At the 27th Annual Conference of the Chinese Society of Diabetes (CDS 2025), Professor Chen Yanming from the Third Affiliated Hospital of Sun Yat-Sen University delivered a presentation on multi-omics-based prediction and AI-powered precision diagnosis of diabetic retinopathy (DR).
Multi-Omics-Based Prediction and AI-Powered Precision Diagnosis of DR
The application of multi-omics technologies — including genomics, epigenomics, transcriptomics, proteomics, and metabolomics — allows the identification of molecular-level metabolic imbalances in DR before the onset of structural lesions.
Metabolomics studies have revealed that changes in retinal-related metabolites, such as those in the leucine/isoleucine pathway and lipid oxidation products, precede vascular injury and can serve as early metabolic warning signals.
Proteomic profiling has identified molecular markers of DR including ANGPTL4 and PPAR-related proteins, and further screened blood-based indicators such as PLXNB2, GDF15, and REN, which significantly improve the prediction of DR onset and progression.
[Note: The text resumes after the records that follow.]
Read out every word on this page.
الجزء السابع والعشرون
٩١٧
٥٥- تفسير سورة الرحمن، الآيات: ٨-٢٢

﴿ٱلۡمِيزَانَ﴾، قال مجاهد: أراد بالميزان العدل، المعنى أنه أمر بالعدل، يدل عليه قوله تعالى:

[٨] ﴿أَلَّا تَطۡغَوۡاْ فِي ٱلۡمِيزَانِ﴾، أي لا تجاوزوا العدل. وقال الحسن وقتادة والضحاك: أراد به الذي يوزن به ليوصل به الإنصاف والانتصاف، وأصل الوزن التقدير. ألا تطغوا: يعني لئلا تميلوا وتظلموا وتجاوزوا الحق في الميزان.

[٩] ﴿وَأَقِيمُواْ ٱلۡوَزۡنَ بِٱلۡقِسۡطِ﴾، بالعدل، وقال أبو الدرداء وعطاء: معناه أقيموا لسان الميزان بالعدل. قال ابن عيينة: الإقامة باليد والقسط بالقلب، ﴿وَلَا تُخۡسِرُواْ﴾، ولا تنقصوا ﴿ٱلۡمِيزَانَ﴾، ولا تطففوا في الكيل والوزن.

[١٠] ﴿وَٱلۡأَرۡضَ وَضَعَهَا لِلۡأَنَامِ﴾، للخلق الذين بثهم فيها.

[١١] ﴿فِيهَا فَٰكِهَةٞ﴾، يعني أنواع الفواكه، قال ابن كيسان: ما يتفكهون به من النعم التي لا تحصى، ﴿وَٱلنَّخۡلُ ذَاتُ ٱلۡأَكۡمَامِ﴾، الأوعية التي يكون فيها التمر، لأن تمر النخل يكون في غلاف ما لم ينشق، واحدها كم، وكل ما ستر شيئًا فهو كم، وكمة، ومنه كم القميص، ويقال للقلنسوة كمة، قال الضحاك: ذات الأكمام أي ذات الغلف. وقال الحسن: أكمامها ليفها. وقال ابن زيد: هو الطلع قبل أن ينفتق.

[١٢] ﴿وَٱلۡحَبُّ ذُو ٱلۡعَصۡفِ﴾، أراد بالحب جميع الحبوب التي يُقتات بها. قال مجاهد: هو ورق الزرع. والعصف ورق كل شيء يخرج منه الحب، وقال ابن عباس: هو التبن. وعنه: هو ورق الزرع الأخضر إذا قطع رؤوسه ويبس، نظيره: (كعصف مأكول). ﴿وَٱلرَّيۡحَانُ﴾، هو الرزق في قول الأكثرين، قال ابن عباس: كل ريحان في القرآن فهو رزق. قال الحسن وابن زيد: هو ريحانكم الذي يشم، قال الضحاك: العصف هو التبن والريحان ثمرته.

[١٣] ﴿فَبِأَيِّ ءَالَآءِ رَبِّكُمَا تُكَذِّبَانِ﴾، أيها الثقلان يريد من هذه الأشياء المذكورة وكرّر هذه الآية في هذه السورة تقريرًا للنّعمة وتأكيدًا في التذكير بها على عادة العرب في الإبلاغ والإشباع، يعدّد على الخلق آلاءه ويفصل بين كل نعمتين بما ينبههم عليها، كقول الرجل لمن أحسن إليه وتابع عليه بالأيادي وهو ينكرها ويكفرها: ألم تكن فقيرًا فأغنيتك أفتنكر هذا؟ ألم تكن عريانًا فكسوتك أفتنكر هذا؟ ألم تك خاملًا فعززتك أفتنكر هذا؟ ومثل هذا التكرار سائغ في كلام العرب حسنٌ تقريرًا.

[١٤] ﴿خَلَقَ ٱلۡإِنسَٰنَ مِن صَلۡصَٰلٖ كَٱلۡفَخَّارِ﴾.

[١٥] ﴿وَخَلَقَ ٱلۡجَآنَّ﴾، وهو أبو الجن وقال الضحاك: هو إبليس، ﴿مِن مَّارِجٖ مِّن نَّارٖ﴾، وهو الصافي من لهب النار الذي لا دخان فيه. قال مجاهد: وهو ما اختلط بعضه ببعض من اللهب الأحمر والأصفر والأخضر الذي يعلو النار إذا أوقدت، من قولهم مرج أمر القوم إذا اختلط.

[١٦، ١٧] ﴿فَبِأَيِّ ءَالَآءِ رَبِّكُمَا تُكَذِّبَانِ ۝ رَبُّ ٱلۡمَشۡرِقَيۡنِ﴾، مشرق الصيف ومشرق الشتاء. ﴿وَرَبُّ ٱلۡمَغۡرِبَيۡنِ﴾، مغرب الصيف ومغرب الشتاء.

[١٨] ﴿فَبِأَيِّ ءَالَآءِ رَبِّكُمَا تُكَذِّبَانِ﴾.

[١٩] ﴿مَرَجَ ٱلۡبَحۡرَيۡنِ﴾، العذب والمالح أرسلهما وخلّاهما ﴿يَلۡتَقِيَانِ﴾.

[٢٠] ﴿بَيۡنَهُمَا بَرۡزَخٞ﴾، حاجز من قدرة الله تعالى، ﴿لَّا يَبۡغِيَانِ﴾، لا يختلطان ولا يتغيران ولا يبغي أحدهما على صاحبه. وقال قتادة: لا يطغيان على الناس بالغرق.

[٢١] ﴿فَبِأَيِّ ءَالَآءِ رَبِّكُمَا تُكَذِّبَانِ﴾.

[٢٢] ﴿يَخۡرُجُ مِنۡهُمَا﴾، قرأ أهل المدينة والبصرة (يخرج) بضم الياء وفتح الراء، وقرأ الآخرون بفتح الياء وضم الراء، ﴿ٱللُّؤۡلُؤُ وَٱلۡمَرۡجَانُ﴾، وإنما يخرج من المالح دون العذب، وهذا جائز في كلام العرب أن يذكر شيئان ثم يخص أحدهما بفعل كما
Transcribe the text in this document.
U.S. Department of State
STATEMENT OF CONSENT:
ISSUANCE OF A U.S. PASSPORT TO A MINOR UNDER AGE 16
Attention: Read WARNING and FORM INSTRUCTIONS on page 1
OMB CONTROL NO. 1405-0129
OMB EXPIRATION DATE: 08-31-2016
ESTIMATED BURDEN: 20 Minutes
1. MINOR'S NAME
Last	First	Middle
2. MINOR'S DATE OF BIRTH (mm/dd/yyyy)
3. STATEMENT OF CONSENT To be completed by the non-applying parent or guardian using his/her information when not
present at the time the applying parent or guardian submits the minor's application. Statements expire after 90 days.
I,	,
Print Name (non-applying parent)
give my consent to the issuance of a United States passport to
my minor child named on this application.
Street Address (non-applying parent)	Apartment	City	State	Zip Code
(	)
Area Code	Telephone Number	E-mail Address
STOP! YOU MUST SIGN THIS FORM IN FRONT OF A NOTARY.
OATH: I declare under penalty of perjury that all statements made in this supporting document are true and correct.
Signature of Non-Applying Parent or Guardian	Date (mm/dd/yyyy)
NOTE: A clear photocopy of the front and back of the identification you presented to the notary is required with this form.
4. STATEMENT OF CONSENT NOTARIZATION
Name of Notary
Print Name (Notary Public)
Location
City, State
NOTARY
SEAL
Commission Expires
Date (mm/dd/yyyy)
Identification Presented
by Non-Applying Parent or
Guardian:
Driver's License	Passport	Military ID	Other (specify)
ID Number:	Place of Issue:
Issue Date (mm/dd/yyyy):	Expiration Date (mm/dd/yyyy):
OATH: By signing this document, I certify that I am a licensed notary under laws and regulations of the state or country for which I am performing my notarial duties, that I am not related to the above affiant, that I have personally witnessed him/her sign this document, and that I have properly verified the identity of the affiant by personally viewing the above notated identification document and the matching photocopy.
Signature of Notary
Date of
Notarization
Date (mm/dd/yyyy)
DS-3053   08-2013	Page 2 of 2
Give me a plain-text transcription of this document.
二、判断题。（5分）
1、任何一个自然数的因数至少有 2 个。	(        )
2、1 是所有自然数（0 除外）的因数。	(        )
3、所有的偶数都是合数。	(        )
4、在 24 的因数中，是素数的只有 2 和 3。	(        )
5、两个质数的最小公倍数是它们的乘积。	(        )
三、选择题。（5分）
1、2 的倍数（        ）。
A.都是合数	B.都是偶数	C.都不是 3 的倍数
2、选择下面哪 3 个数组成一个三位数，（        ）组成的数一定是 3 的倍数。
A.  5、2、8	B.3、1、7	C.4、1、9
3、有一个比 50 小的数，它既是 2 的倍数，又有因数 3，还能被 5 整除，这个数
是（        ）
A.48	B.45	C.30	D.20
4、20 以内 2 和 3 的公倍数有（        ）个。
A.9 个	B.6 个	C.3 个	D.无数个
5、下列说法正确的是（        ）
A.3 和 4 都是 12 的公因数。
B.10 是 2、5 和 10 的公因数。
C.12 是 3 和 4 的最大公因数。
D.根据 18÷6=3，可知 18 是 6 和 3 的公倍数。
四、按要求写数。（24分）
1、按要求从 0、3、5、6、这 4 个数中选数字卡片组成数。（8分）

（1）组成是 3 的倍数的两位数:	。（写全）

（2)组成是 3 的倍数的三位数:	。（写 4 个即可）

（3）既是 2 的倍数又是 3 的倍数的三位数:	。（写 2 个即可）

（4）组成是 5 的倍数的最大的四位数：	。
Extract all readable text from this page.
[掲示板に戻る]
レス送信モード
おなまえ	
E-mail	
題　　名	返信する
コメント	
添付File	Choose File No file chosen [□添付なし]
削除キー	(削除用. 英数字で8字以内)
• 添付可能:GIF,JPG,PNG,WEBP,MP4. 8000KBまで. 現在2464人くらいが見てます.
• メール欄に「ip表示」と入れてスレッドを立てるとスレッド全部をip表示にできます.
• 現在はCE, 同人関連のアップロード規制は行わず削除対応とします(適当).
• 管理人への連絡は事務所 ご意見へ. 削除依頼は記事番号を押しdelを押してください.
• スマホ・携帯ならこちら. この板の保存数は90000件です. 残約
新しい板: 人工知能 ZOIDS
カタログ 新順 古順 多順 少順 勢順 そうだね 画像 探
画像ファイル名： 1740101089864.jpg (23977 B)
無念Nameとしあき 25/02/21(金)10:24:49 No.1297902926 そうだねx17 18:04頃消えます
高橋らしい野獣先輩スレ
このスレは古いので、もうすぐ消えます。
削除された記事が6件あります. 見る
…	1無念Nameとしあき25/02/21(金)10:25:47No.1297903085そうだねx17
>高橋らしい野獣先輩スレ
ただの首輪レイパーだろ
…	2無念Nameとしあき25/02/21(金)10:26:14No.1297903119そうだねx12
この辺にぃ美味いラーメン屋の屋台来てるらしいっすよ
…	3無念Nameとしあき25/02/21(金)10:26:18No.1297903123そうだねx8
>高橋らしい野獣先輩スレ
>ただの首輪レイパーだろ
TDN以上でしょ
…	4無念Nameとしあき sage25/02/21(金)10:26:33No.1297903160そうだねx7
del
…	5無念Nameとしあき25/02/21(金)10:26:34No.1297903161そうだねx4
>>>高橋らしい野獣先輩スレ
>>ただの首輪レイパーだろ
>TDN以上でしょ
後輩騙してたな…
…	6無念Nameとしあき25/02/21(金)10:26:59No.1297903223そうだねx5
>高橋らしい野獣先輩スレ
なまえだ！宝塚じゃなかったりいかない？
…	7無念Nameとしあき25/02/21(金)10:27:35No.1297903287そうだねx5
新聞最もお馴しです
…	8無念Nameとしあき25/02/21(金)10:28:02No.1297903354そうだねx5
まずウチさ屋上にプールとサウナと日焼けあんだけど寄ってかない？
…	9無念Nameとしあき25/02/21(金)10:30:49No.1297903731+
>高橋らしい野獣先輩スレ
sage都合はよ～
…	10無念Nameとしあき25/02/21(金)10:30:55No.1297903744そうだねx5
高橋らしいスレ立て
In addition, a panel of multi-dimensional network metabolites (including linoleic acid, nicotinic acid, ornithine, and phenylacetylglutamine) can effectively distinguish diabetic patients with DR from those without DR, achieving a sensitivity of 96% and specificity of 78%.
Reduced circulating L‑tyrosine levels indicate DR risk and early neurodegeneration, with a predictive sensitivity of 86% and specificity of 40%.
Based on large-scale single-nucleus RNA and ATAC sequencing data, the human retinal single-cell multi-omics atlas has constructed regulatory networks for more than 200 transcription factors. This enables the precise mapping of genome-wide association study (GWAS) risk loci and proteomic markers to specific cell types, providing a foundation for DR classification and individualized intervention.
Meanwhile, artificial intelligence (AI) technology is evolving from single-modal imaging diagnosis to the integration of multi-modal metabolic indicators, enabling the construction of more sensitive risk prediction models. Systems such as ARDA, RetinAI, and the domestic platform SELENA+ are now at the forefront of clinical application.